Gaussian Approximation for Lag-Window Estimators and the Construction of Confidence bands for the Spectral Density
Jens-Peter Kreiss, Anne Leucht, Efstathios Paparoditis
TL;DR
The paper develops a Gaussian-approximation framework for the maximum deviation of a lag-window spectral density estimator across all positive Fourier frequencies, enabling asymptotically valid simultaneous confidence bands via a multiplier bootstrap. It proves a high-dimensional Gaussian approximation with explicit rates under weak-dependent time-series assumptions and provides a practical covariance-estimation bootstrap to form bands that adapt to local spectral-variability.
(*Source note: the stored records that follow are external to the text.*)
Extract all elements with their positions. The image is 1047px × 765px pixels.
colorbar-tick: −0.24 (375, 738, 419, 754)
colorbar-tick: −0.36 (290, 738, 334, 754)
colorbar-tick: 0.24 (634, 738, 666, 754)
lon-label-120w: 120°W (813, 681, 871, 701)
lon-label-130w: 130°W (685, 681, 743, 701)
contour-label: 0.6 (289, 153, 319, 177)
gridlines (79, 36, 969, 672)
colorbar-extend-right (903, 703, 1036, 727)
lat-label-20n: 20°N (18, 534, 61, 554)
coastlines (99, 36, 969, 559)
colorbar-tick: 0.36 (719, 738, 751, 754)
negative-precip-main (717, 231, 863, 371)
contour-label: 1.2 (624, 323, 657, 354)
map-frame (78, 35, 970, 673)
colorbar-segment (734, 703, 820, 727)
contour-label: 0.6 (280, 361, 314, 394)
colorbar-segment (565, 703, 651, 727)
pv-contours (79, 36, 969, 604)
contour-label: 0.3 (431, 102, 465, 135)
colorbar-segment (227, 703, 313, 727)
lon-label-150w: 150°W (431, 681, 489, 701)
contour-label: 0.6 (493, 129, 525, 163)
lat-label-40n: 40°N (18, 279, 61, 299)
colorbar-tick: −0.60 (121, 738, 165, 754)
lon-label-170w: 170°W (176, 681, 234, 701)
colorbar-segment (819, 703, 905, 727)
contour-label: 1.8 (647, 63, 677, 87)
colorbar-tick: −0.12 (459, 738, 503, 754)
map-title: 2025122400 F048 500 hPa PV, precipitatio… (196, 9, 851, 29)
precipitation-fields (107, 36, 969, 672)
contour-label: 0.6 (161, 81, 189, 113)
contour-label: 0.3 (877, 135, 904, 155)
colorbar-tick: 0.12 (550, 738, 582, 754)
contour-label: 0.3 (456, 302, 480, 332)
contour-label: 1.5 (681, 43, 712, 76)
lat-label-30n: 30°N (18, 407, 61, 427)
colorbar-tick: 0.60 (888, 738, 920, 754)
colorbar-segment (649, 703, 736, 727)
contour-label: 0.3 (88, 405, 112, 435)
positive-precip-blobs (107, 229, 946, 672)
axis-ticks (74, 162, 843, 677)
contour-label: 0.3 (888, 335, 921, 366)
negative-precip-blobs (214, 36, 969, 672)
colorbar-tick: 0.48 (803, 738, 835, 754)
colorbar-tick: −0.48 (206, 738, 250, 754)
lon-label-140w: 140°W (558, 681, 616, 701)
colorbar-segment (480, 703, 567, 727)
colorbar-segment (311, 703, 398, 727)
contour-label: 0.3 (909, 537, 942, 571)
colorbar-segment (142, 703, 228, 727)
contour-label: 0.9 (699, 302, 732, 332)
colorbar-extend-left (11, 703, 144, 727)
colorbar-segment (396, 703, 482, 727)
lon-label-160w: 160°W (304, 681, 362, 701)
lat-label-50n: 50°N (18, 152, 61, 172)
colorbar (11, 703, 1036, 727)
Simulation studies illustrate near-nominal coverage and improved finite-sample behavior over coarser-grid Gumbel-based methods, highlighting sensitivity to bandwidth choices and dependence structure. Overall, the work enables refined, nonparametric, frequency-wise inference for spectral density in stationary time series on a dense grid of Fourier frequencies.
Abstract
In this paper we consider the construction of simultaneous confidence bands for the spectral density of a stationary time series using a Gaussian approximation for classical lag-window spectral density estimators evaluated at the set of all positive Fourier frequencies. The Gaussian approximation opens up the possibility to verify asymptotic validity of a multiplier bootstrap procedure and, even further, to derive the corresponding rate of convergence. A small simulation study sheds light on the finite sample properties of this bootstrap proposal.